Since He is the Spirit of Truth, whosoever faileth by weakness or ignorance may perhaps have some excuse before Almighty God; but he who resists the truth through malice and turns away from it, sins most grievously against the Holy Ghost. In our days this sin has become so frequent that those dark times seem to have come which were foretold by Saint Paul, in which men, blinded by the just judgment of God, should take falsehood for truth, and should believe in “the prince of this world,” who is a liar and the father thereof, as a teacher of truth: “God shall send them the operation of error, to believe lying (2 Thess. 2:10). In the last times some shall depart from the faith, giving heed to spirits of error and the doctrines of devils” (1 Tim. 4:1). But since the Holy Ghost, as We have said, dwells in us as in His temple, We must repeat the warning of the Apostle: “Grieve not the Holy Spirit of God, whereby you are sealed” (Eph. 4:30). Nor is it enough to fly from sin; every Christian ought to shine with the splendour of virtue so as to be pleasing to so great and so beneficent a guest; and first of all with chastity and holiness, for chaste and holy things befit the temple. Hence the words of the Apostle: “Know you not that you are the temple of God, and that the Spirit of God dwelleth in you? But if any man violate the temple of God, him shall God destroy. For the temple of God is holy, which you are” (1 Cor. 3:16-17): a terrible, indeed, but a just warning.

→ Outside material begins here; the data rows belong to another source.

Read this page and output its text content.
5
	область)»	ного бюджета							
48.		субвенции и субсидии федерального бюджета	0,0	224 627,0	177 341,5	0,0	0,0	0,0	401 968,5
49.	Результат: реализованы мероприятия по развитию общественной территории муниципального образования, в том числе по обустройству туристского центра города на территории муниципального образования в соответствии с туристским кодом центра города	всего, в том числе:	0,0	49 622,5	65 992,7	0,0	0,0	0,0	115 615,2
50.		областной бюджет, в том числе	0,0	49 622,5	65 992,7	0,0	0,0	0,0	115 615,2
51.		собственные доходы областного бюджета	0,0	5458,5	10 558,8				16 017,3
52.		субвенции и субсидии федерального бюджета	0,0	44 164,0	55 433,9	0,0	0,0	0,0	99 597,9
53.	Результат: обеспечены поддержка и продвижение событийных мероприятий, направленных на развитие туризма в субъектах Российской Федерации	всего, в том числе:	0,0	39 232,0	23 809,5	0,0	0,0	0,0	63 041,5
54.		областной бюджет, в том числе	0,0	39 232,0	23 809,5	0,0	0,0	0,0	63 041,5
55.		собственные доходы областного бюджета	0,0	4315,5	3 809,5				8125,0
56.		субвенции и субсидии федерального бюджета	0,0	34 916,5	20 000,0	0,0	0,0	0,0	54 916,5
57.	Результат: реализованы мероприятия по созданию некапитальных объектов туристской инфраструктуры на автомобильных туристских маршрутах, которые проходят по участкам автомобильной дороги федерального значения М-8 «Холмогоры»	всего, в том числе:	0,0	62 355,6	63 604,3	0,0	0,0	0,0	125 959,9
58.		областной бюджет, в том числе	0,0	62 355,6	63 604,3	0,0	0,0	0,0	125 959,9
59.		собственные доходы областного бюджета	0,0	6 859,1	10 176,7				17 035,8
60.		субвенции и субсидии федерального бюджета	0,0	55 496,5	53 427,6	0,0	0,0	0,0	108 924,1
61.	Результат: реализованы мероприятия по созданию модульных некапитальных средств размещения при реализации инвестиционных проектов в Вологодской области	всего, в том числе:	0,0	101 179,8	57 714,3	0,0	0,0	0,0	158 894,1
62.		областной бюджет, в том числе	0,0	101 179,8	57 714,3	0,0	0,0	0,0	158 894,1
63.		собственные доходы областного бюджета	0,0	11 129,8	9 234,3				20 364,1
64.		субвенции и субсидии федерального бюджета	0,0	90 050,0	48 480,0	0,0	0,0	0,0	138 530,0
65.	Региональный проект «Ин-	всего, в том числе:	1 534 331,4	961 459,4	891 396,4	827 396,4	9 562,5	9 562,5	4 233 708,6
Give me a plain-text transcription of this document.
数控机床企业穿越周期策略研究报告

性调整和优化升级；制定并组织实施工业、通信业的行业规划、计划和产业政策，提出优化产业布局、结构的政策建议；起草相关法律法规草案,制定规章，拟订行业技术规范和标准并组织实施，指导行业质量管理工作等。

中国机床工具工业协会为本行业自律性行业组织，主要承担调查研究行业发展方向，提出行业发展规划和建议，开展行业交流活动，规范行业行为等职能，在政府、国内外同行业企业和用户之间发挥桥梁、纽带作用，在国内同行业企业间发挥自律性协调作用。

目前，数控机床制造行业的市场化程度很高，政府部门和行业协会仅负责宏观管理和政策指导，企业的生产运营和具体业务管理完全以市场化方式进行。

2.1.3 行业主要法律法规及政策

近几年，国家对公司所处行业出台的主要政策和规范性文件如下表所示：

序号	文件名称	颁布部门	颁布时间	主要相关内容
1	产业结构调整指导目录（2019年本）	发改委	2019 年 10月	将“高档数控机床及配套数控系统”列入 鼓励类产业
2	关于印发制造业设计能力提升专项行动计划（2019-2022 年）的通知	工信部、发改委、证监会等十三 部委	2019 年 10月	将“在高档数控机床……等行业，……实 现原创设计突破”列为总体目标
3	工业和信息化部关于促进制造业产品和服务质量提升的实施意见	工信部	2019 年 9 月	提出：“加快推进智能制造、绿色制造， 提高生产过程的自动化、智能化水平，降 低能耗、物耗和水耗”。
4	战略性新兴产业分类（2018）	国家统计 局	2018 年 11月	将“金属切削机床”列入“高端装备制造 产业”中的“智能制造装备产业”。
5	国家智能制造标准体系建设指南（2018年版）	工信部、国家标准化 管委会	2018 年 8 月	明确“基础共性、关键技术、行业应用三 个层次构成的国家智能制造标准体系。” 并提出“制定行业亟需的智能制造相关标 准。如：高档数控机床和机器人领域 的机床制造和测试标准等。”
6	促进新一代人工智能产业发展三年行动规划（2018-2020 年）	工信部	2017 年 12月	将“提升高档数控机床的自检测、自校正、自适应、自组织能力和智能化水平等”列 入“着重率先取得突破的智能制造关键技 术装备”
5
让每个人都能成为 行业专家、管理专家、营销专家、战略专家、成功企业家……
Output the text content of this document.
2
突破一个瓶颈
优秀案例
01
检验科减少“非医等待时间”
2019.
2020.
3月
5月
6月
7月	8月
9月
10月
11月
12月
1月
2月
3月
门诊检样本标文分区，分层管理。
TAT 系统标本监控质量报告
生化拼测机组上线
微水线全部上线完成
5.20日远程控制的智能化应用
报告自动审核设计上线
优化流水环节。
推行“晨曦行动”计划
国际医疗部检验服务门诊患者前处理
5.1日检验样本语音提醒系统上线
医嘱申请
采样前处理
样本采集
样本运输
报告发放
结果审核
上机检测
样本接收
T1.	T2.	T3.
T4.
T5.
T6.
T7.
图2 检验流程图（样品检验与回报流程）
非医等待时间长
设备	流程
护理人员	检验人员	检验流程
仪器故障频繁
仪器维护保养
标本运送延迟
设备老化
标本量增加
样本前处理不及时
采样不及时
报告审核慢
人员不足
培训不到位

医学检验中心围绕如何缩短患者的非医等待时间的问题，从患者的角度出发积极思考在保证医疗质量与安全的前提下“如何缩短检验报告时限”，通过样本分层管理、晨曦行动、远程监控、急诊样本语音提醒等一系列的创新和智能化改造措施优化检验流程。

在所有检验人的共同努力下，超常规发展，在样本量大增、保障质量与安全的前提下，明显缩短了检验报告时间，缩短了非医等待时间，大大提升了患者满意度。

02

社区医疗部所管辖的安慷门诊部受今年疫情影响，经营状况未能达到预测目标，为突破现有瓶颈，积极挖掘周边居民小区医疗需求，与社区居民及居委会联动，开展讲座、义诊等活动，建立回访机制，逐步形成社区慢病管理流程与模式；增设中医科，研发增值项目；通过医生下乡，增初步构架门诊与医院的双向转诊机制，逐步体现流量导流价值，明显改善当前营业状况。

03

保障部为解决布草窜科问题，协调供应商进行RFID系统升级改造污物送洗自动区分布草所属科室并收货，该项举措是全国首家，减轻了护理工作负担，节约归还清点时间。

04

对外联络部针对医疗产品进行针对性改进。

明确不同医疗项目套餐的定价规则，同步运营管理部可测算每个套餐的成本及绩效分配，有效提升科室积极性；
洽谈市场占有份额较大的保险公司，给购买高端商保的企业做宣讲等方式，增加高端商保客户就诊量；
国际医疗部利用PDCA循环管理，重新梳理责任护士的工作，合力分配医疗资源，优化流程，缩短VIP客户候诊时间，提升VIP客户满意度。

The Holy Ghost speaks not of Himself, but of Christ. The Holy Ghost makes the Word audible in every human heart. Men, even churchmen, may harden their hearts to the voice of the Word, but the Holy Ghost will not be silenced: not by the infernal din of the media, nor by the lying discourses of political demagogues, nor by those who teach the doctrines of devils from high places, nor even by the iniquitous legislation of nations. The Holy Ghost reduces to silence every specious argument, every appeal for cowardly compromise, and every distortion of the Gospel. The Holy Ghost comes to those who call upon Him. He comes as the Paraclete to stand close by the side of all who entrust themselves to His divine assistance. The Holy Ghost will, I am confident, descend afresh even upon Ireland, provided that we, like the Apostles in the Cenacle, “persevere in prayer with Mary, the Mother of Jesus” (Acts 1:14) . The edict of Pope Leo XIII has not been abrogated. It is, I believe, more actual and relevant today than when first it was promulgated one–hundred–twenty–one years ago:

We decree and command that throughout the whole Catholic Church, this year and in every subsequent year, a Novena shall take place before Whit Sunday, in all parish churches, and also, if the local Ordinaries think fit, in other churches and oratories.

“The things that are to come, He shall show you”, says the Lord. “He shall glorify Me: because He shall receive of Mine and shall show it to you” (John 16:13–14). May it be given to all Ireland to see all that the Holy Ghost would show us and, like the Virgin Mary, to bow humbly beneath His glorious overshadowing.